Four of the five Jackson brothers almost immediately reveal the wormholed joke, performing with bruises and casts on various limbs, obviously hearkening to the fact that their father Joe Jackson was later alleged by his children to be an abusive Svengali to the group. This offers context to the episode title, “Jackson 5 Across Yo’ Eyes.” But before Cream can get backstage for an autograph, we are given the big reveal that the beast of the family is, in fact, its youngest, Michael, a venomous, perfectionist enfant terrible. Joe, in fact, is heroically about to end Michael’s reign of terror with a lead salad until Cream, catching only the late stage of the exchange, leaps to take a bullet for young Michael.

A grateful (but insidious) Michael enchants the team, hanging out at BD’s Whorephanage (a place for whores and orphans), crooning songs specifically for them, even as he lures Cream into a textbook abusive relationship, eventually to reveal the alien origins that explain his morphing into a creepy monster. BD, being the perfect blaxploitation male specimen, falls for nothing. When Michael’s cloying stirs his ire and the latter pleads sweetly for BD not to hit him, BD says with White’s perfect smooth-bore-tempered-steel voice, “Trust me, Michael Jackson, if I was gonna hit you, you woulda already been hit.”

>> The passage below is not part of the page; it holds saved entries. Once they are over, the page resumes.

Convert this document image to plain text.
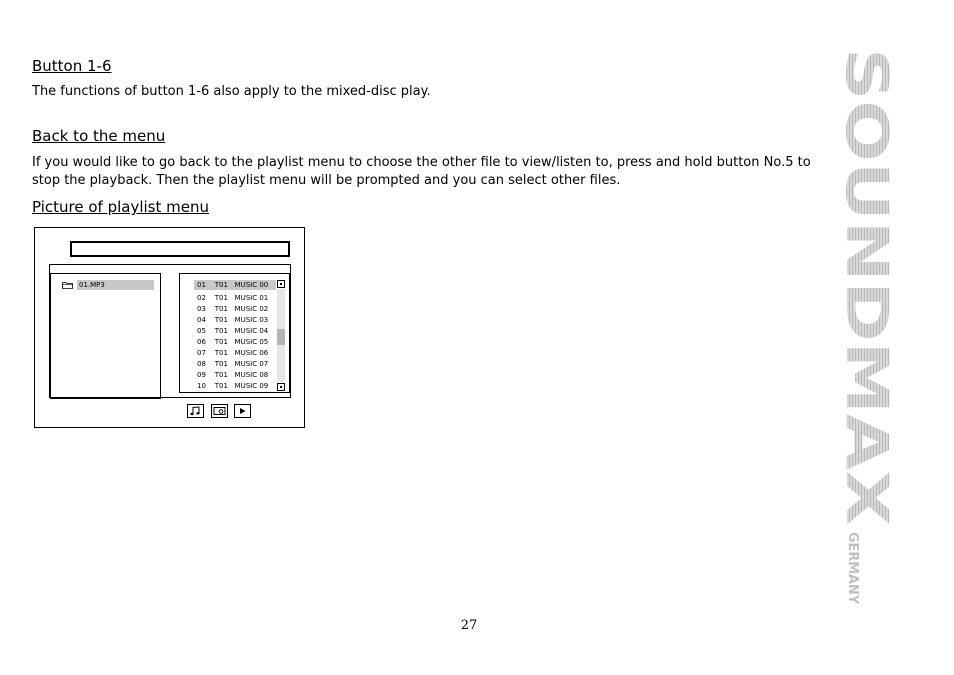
Button 1-6

The functions of button 1-6 also apply to the mixed-disc play.

Back to the menu

If you would like to go back to the playlist menu to choose the other file to view/listen to, press and hold button No.5 to stop the playback. Then the playlist menu will be prompted and you can select other files.

Picture of playlist menu
01.MP3	01	T01 MUSIC 00
02	T01 MUSIC 01
03	T01 MUSIC 02
04	T01 MUSIC 03
05	T01 MUSIC 04
06	T01 MUSIC 05
07	T01 MUSIC 06
08	T01 MUSIC 07
09	T01 MUSIC 08
10	T01 MUSIC 09	SOUNDMAX
GERMANY
27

Yet it’s even funnier when that voice needs to become the voice of reason to the lunacy all around, as when he admonishes the team, “All right, look, from now on, nobody’s allowed to run off to Soul Train and take a bullet for a motherf—er without Black Dynamite’s prior express written consent.”

There’s more with aliens, ninjas and the show’s dazzling, appropriately cavalier, lushly animated violence, but I won’t spoil it for any who didn’t catch the first broadcast.

Between this and the Muppet-themed pilot, you have to like where BD is going, not so much trying to milk mileage out of its genre satire as it is doing what Adult Swim shows have long done, smashing icons with gleeful abandon, knowing irony and a lot of bleeped swears. Poking fun at the bizarre retrofitted sideshow Michael Jackson truly, sadly became might not fly everywhere, but here, it’s another funny day of the week. Black Dynamite, if it maintains this keel, could pose a beautiful bookend to The Boondocks’ more contemporary, razor-sharp social/political satire and give Adult Swim a merciless one-two punch.

New episodes of Black Dynamite air Sundays at 11:30pm/10:30CT on Cartoon Network Adult Swim.